Nurse managers, case managers, and social workers meet weekly to discuss all cases. A multidisciplinary team meets when appropriate and includes physicians, dietitians, therapists, spiritual care and ethics representatives, and other health care providers.
· ICU emergency cart reductions.
One nurse volunteered to review the ICU emergency cart. The cart, used an average of two to three times per month, had excess inventory. The nurse recommended that only essential supplies be maintained thereby saving $500 per use.
· Fewer laboratory tests.
Nurses make sure that only needed tests are performed and no duplication takes place.
· Scheduling changes.
Nurse managers changed the scheduling of staff to increase efficiency so that nurses arrive when a patient case is ready to arrive.

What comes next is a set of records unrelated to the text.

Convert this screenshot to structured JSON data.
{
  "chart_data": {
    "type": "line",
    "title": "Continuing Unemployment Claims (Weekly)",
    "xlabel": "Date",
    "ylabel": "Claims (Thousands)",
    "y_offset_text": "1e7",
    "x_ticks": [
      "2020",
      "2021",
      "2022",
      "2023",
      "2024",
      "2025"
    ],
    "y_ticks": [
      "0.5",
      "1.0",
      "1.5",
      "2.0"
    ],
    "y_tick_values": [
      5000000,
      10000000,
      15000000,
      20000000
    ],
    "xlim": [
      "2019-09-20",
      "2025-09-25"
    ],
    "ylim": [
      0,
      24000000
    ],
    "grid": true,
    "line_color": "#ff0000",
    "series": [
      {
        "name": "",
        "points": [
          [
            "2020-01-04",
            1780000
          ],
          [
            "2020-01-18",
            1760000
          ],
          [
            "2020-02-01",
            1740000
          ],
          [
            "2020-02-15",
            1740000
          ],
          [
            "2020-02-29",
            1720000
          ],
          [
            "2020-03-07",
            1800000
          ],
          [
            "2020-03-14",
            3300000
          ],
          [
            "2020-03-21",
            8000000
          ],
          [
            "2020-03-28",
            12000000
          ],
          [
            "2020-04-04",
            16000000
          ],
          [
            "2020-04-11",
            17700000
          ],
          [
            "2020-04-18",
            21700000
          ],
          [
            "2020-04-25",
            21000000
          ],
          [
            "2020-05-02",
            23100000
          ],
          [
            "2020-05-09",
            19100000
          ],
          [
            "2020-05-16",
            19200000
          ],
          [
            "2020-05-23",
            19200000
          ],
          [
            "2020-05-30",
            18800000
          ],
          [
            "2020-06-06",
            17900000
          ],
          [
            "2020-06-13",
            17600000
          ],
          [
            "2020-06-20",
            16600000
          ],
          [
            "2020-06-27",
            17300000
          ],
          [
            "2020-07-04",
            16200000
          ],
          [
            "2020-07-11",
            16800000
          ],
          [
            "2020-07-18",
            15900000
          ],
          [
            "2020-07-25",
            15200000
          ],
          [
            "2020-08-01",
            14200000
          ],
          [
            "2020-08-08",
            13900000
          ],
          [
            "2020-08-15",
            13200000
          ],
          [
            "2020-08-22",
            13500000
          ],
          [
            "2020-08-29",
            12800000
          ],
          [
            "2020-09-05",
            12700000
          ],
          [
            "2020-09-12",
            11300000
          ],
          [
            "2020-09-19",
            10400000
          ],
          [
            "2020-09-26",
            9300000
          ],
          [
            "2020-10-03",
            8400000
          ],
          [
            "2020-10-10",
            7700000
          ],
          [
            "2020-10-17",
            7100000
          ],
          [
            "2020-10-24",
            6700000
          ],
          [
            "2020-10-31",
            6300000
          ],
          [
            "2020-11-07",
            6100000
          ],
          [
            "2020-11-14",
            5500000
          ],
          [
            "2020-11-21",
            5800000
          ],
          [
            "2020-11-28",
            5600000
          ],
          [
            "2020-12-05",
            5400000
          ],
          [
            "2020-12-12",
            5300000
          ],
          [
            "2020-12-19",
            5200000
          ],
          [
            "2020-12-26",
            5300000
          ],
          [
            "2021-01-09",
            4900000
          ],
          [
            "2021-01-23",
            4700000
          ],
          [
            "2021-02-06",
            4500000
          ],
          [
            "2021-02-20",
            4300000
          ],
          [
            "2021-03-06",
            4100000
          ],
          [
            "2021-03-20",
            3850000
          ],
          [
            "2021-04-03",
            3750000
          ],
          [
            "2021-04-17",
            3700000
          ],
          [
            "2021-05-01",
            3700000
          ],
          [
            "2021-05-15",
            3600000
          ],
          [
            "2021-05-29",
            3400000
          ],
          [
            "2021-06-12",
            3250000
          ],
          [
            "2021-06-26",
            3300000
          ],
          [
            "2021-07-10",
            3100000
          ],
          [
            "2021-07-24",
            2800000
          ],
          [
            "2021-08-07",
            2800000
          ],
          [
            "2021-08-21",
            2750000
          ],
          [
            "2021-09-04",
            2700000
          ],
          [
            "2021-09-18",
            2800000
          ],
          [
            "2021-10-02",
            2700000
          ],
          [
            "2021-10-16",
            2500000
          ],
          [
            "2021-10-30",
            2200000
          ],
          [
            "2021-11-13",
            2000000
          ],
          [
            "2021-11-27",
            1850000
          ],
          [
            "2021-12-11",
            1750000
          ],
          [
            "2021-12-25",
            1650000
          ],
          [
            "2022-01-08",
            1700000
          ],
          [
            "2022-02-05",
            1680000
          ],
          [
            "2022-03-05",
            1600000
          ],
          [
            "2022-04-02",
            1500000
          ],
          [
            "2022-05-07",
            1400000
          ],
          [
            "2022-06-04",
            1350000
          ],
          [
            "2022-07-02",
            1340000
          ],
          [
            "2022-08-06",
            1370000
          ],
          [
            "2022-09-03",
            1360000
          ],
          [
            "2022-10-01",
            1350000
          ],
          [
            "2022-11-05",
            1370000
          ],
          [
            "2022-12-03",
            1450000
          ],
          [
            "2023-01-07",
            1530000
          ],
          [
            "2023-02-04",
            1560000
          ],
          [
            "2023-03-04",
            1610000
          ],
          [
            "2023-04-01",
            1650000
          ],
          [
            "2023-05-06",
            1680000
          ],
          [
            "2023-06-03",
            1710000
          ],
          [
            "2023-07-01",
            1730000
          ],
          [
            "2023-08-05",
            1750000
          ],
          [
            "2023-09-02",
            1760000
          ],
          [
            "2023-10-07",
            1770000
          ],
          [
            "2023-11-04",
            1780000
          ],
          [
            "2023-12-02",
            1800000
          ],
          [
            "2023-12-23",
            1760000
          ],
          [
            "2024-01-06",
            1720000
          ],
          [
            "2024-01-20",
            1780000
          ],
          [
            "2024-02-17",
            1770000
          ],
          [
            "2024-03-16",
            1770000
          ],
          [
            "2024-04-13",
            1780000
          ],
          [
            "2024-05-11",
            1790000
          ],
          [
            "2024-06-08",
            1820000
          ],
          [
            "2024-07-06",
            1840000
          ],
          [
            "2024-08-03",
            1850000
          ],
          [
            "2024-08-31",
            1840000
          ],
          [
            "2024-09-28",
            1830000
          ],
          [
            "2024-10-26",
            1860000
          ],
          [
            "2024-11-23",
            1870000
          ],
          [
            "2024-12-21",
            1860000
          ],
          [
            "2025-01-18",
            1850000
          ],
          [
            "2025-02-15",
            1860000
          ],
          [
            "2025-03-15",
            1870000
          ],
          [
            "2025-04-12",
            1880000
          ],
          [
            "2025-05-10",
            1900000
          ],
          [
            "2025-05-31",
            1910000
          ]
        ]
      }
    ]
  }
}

· Use of patient care technicians.
Nursing assistants are trained in sterile techniques to set up bedsides and prepare certain equipment so that nurses spend more time on patient care duties.
· Customized tubing.
The OR and ICU reduced waste by replacing incompatible tubing and IV lines with a customized system for use in both the OR and ICU.
· Targeting tardiness.
Because physicians were arriving late to scheduled surgeries, as much as 40% to 45% of the OR staff were being paid overtime or waiting for the physician to arrive. The hospital administrators spoke with physicians, and they now arrive on time.
· More managed care contracts.
The hospital has received several managed care contracts and cardiac carve-outs due to quality data.
· Hiring increases.
Because of the growth in cases, the hospital reversed its downsizing practices and began to hire more nurses.
· Purchasing technology.
With the savings from the project, St. Joseph's has purchased new technology to stay competitive.
Martha Adkinson, RN, MS, case manager of cardiovascular surgery at St. Joseph's says other cardiac bypass patients, not just those on Medicare, benefit from the new protocols and the standardization of inventory.
Bova says that in the early stages of the project, the predications for costs savings were $183,000 for moving 30% of patients out of the ICU in one day. Today, 98% of cases are transferred to a telemetry unit in one day. "Nurses continue to look for cost saving opportunities," says Bova. "With 2,000 cases per year, these types of cost initiatives add up."
At the other St. Joseph's
"What the HCFA project did for us was maintain the focus on the clinical issues but expand that knowledge to a wider audience," says Richard Prager, MD, head of cardiac and thoracic surgery at St. Joseph-Mercy Health System in Ann Arbor, MI. "Once we explained the project and its impact to administration, they responded." Prager says
St. Joseph-Mercy began to educate providers to review processes and solve problems. Immediate results were more OR time, more OR nurses, and decreased LOS by moving patients through the system more efficiently.
"We conducted time management studies to make processes better, and it was simple to do," says Prager. He says the hospital was concerned at the outset of the project because of the global payment for cardiac bypass patients. "It was unfounded," he says, we created a more efficient system. As it turned out, we re-invented the rules and made them better."
Consequently, the hospital benefited from the changes. Prager says the physicians and the organization have built a very strong relationship.
At both sites, it was the efforts of teams that made the difference. "We have learned to work as a team to reduce costs and maintain quality," says Adkinson. "No item is too small to consider for a cost savings. Most aspects of care in the OR can be reviewed by a team process. Physicians, nurses, and all other providers need to have input for the projects to be successful. Everyone has to work together."